Apocalipsis - Andy Plays Indies

in #gaming6 years ago

Don't buy this game.

Sorry guys. I guess that's giving it away. But I just barely got through playing Apocalipsis, and even at its $6.00 price tag, it's hard to recommend this game.

Let's set it up first. Apocalipsis is a point-and-click adventure by way of flash arcade game, with two sales gimmicks: That it's narrated by the lead vocalist of Polish comedy metal band Behemoth, and that the art style is taking conscience influence from medieval woodcuts, like those of Albrecht Dürer or Hans Holbein. Obviously I don't care about the former, but the latter was intriguing enough for me to pick it up.

On paper, the game looks good, but the execution relentlessly lets it down. There's basically three elements at play here, the story, the puzzles, and the artwork.
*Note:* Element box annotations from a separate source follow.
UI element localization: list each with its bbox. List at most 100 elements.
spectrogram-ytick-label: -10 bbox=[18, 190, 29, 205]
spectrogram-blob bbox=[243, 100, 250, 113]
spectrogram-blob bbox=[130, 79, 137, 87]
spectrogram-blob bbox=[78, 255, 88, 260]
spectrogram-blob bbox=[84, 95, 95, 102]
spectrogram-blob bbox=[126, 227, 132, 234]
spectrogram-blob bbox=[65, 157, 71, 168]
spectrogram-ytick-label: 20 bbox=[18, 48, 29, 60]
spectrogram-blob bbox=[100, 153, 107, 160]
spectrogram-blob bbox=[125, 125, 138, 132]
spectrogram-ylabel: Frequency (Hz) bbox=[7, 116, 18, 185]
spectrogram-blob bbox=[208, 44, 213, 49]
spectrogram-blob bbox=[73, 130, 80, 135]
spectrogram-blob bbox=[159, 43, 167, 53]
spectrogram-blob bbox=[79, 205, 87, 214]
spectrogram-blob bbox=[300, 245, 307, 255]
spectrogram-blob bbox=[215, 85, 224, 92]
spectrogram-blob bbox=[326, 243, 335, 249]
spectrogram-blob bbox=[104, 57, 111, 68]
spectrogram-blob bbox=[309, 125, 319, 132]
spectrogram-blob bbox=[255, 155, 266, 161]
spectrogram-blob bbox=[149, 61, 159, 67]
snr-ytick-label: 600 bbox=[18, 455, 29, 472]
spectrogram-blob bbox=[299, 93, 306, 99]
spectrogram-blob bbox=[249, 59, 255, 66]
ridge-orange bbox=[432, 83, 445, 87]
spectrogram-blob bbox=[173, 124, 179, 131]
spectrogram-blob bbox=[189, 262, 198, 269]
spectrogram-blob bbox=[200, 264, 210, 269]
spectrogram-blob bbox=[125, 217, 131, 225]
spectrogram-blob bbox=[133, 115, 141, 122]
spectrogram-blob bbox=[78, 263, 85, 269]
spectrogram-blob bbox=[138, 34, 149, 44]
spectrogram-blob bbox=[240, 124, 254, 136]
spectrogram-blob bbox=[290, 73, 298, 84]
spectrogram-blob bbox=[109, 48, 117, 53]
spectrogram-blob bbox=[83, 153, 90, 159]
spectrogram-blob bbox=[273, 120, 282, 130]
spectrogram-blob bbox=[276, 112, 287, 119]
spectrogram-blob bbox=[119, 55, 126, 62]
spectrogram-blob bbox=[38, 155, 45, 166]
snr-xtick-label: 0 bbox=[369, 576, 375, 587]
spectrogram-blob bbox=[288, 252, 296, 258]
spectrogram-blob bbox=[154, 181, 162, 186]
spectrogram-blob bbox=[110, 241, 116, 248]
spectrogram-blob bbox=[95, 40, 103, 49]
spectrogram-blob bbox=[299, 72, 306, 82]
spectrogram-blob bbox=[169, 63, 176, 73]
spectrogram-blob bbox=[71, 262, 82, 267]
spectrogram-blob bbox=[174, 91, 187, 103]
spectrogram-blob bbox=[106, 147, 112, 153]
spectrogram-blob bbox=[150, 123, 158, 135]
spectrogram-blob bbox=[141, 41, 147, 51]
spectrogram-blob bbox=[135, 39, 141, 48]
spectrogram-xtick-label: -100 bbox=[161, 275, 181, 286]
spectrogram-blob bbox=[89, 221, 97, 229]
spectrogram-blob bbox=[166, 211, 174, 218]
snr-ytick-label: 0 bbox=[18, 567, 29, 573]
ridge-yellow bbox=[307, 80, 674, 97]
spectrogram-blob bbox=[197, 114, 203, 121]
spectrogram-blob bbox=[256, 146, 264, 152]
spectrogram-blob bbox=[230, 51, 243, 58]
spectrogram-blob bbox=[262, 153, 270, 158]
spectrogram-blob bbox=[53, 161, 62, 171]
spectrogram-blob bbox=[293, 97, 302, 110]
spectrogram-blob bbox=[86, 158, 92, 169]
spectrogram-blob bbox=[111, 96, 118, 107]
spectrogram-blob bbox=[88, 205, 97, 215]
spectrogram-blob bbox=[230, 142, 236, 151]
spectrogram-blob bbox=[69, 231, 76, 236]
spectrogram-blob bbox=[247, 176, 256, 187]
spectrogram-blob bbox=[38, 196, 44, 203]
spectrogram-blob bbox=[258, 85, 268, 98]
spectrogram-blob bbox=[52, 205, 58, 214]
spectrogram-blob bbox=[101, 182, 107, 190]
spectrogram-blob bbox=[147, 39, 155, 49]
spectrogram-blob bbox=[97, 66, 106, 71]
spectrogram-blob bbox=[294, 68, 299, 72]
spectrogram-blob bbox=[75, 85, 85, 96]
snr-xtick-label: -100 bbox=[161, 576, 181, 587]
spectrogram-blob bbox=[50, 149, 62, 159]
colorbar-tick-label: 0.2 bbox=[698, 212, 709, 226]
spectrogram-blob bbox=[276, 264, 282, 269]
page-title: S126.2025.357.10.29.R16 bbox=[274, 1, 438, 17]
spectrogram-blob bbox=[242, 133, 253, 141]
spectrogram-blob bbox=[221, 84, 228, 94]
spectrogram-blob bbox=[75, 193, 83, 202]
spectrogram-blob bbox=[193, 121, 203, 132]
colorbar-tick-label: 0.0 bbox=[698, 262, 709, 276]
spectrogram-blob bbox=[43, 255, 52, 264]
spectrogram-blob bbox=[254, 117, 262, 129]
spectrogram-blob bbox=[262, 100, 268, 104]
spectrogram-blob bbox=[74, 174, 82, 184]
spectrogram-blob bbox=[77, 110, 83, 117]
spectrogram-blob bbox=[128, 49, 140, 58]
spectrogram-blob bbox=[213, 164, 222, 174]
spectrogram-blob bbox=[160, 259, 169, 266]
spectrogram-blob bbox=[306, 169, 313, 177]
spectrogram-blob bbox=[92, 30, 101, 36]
Of the three, the art is probably the strongest, but none of them are likely to carry the game for you.

The plot is that we are Harry, a bog-standard adventure game adolescent boy hero, whose girlfriend was executed as a witch, and who goes off to try and resurrect her using black magic. So far, so generic. We're playing as a depressed guy, out on a hopeless quest to retrieve his dead love. This is only the eleventy-first game to pull that old chestnut. I'm not saying that no one is allowed to do a depressed widower horror story after Silent Hill 2, but if the broad strokes of the plot are going to be that obvious, the details have to carry it. In Apocalipsis, the details just aren't there.

The plot basically has two beats: Girlfriend dead at the beginning; girlfriend possibly alive at the end. On the way from point A to point B, there aren't any significant revelations or character development. And aside from a a general tendency towards getting more supernatural as the game goes on, the puzzles and locations are barely connected to one another. The player just finds themselves stumbling from one largely disconnected set-piece to another.

I'm sure that some people will argue there's some kind of deep symbolism here, but the plot just isn't interesting enough for me to want to go looking for it. I saw some reviews making the claim that this game has a fatalistic gallows-humor to it, but I'm a pretty damn unpleasant person, and I can't say I cracked a smile once.

The game does make some use of occult and alchemical imagery, and you can clearly see the attempt to borrow some of the style from 15th century art, particularly of the type produced after the Black Death, but I have to say that the game is sorely lacking in the kind of detail and imagination that appears in the real McCoy.

In fact, I suspect that some of the tongue-baths this game has been getting from mainstream reviewers stem from those reviewers not actually being very familiar with medieval art. All of the reviews I read seemed to imply that everyone in 15th century Europe must have been manically depressed. A view of history commonly espoused by Gen-X cretins who can't imagine how anyone could be happy living a different life from theirs. Yes, medieval art does sometimes treat with some pretty dark themes. --war and disease were persistent realities of these people's lives, after all-- But their artwork is whimsical and inventive, not dour and depressing.

The gameplay's a big zero in my book, too. The puzzles seem to oscillate between blitheringly obvious and frustratingly obscure, without ever hitting the happy medium in between. Far too many of them fall back on the old point-and-click bugbear of just figuring out what order you need to click on the items in. There's a couple of cool ideas, such as configuring the gears in a locking mechanism, but the solutions aren't all that clever.

The really bad puzzles mostly involve lining up alchemical symbols according to a variety of criteria. They're always irritating, and are typical of the general problem with the way this game is constructed. You see, in a good puzzle, you immediately understand both the goal and the essential mechanics, but you still have to work to get to the solution. In Apocalipsis, the only difficulty to any of the puzzles is in figuring out what the rules are. From there, the solutions are easy. So instead of a satisfying challenge, all you get is a series of irritating roadblocks.

Still, if I was invested in the story, I might have muscled through the more annoying puzzles, or just gone to check a walkthrough, but I wasn't, and the puzzles are interspersed with timing-based arcade sections, mostly involving dodging one or another type of incoming object. These are all terrible, but a section towards the middle of the game, involving dodging monster tentacles and floating debris, and which might as well be a much worse version of Space Invaders, was a particular monkey in my wrench.

Look, I'll freely admit to not being the world's biggest adventure game fan, but I don't think Apocalipsis is going to offer much for enthusiasts of the genre.

I don't know. Apocalipsis is nice and cheap, at least. Without all the gameplay frustrations, I might recommend this game for people who just like weird old timey-art, but if you're a real devotee of medieval woodcuts, you probably won't find this a suitable tribute. The bottom line, for me, is that if I hadn't been planning on reviewing this game, I doubt I would have made it past the first hour.

Even if you consider the cost of this game negligible, I'm pretty sure there's more valuable things you could be doing with your time. So if you'll take my advice, this is one to miss.